As the keto diet gains popularity, scientists explain what we do and don't know
As Silicon Valley trendsetters, famous actors, and online health sites tout the low-carbohydrate, high-fat ketogenic, or "keto," diet, scientists are working to study it – from how it impacts inflammation in the brain to its effects on weight and heart health, as well as any other potential health risks.
Among the researchers studying the diet's effectiveness and safety are Ethan Weiss, MD, and Raymond Swanson, MD, two UC San Francisco physician-scientists who have studied different aspects of the ketogenic diet.
The ketogenic diet tries to bring carbohydrates down to less than 5 percent of a person's daily caloric intake – which means eliminating most grains, fruit, starchy vegetables, legumes and sweets. Instead, it replaces those calories with fat. That fat is turned into ketone bodies, which are an alternative energy source: besides glucose derived from carbohydrates, ketones from fat are the only fuel the brain can use.
Weiss and Swanson helped break down the keto diet.
"If we're going to make a claim, let's stick to the things we know," said Weiss.
What We Know
Swanson, a professor of neurology who has researched the impacts of ketogenic diets on inflammation in the brain, got curious about the ketogenic diet when trying to treat the inflammation that persists for days after a person suffers a stroke. When he tried inducing a ketogenic state in mice with stroke injuries, he said, "I was overwhelmed by the effect." Blocking glucose metabolism worked to suppress inflammatory genes, which in turn helped stroke healing.
The anti-inflammatory effect of ketosis on stroke recovery is likely the same effect that helps children with certain kinds of seizures, said Swanson, who is a member of the UCSF Weill Institute for Neurosciences. Ketogenic diets have been used as treatment for some forms of epilepsy for almost a century.
Weiss, an associate professor at the Cardiovascular Research Institute who studies the effects of diet on weight and heart health, has been an adviser for Virta Health Corp., a company that is treating type 2 diabetes by controlling patients' blood glucose levels through a ketogenic diet.
"It's incredibly powerful," said Weiss of the keto diet. "Cutting back on carbohydrates, there are so many metabolic benefits. The body processes the remaining carbohydrates more efficiently, and so it requires much less insulin."
Frederick Hecht, MD, research director of the UCSF Osher Center for Integrative Medicine, also is performing more trials aimed at people with type 2 diabetes. In the controlled trials, a ketogenic state has shown promise in improving human glucose control and decreasing the need for diabetes medications.
What We Don't Know
One big hurdle to the knowledge about the keto diet's impact on humans is that many of the benefits – helping reduce inflammation in the brain, improving outcomes after brain injury and extending lifespan – have only been found in studies in mice.
Far fewer clinical studies have been done in humans outside of seizure prevention since ketosis is a difficult state to maintain; avoiding carbs, including fruit, bread, legumes, and the occasional office birthday cake isn't feasible for many people in the long run.
Without peer-reviewed clinical trials, many of the benefits remain anecdotal. For instance, Weiss himself has been on a low-carb high-fat (though not strictly ketogenic) diet for more than six months, and claims he does feel much better. But he's clear about what he knows and what he doesn't. He's lost weight and his borderline pre-diabetes is gone.

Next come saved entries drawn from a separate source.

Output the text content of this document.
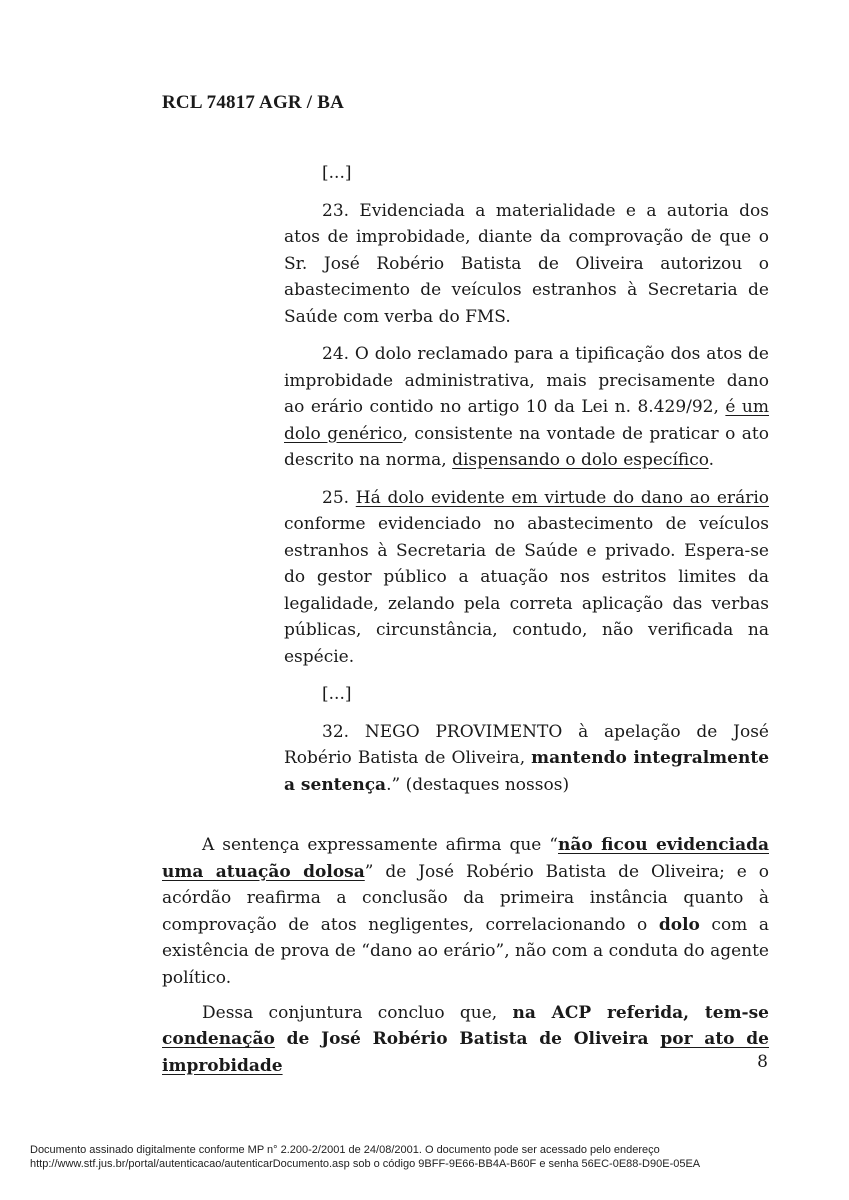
RCL 74817 AGR / BA

[...]

23. Evidenciada a materialidade e a autoria dos atos de improbidade, diante da comprovação de que o Sr. José Robério Batista de Oliveira autorizou o abastecimento de veículos estranhos à Secretaria de Saúde com verba do FMS.

24. O dolo reclamado para a tipificação dos atos de improbidade administrativa, mais precisamente dano ao erário contido no artigo 10 da Lei n. 8.429/92, é um dolo genérico, consistente na vontade de praticar o ato descrito na norma, dispensando o dolo específico.

25. Há dolo evidente em virtude do dano ao erário conforme evidenciado no abastecimento de veículos estranhos à Secretaria de Saúde e privado. Espera-se do gestor público a atuação nos estritos limites da legalidade, zelando pela correta aplicação das verbas públicas, circunstância, contudo, não verificada na espécie.

[...]

32. NEGO PROVIMENTO à apelação de José Robério Batista de Oliveira, mantendo integralmente a sentença.” (destaques nossos)

A sentença expressamente afirma que “não ficou evidenciada uma atuação dolosa” de José Robério Batista de Oliveira; e o acórdão reafirma a conclusão da primeira instância quanto à comprovação de atos negligentes, correlacionando o dolo com a existência de prova de “dano ao erário”, não com a conduta do agente político.

Dessa conjuntura concluo que, na ACP referida, tem-se condenação de José Robério Batista de Oliveira por ato de improbidade	8
Documento assinado digitalmente conforme MP n° 2.200-2/2001 de 24/08/2001. O documento pode ser acessado pelo endereço
http://www.stf.jus.br/portal/autenticacao/autenticarDocumento.asp sob o código 9BFF-9E66-BB4A-B60F e senha 56EC-0E88-D90E-05EA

"I think I feel great," he said. But that might be because he's eating less processed food, sleeping better, or enjoying compliments on his new physique.
As to the most exotic claims from health and diet gurus – such as keto diets resulting in euphoria, cognitive boosts, and improvements in anything from kidney function to cancer treatment – "We just don't have the data on that yet," said Weiss.
The researchers agree that the diet itself isn't inherently dangerous. But, cautions Weiss, "If you have any medical condition, if you take any medicine at all – there are lots of things that change how medicines work in our bodies, and nutrition is definitely one of them. If you're making a real change in your nutrition, you really should talk to your doctor."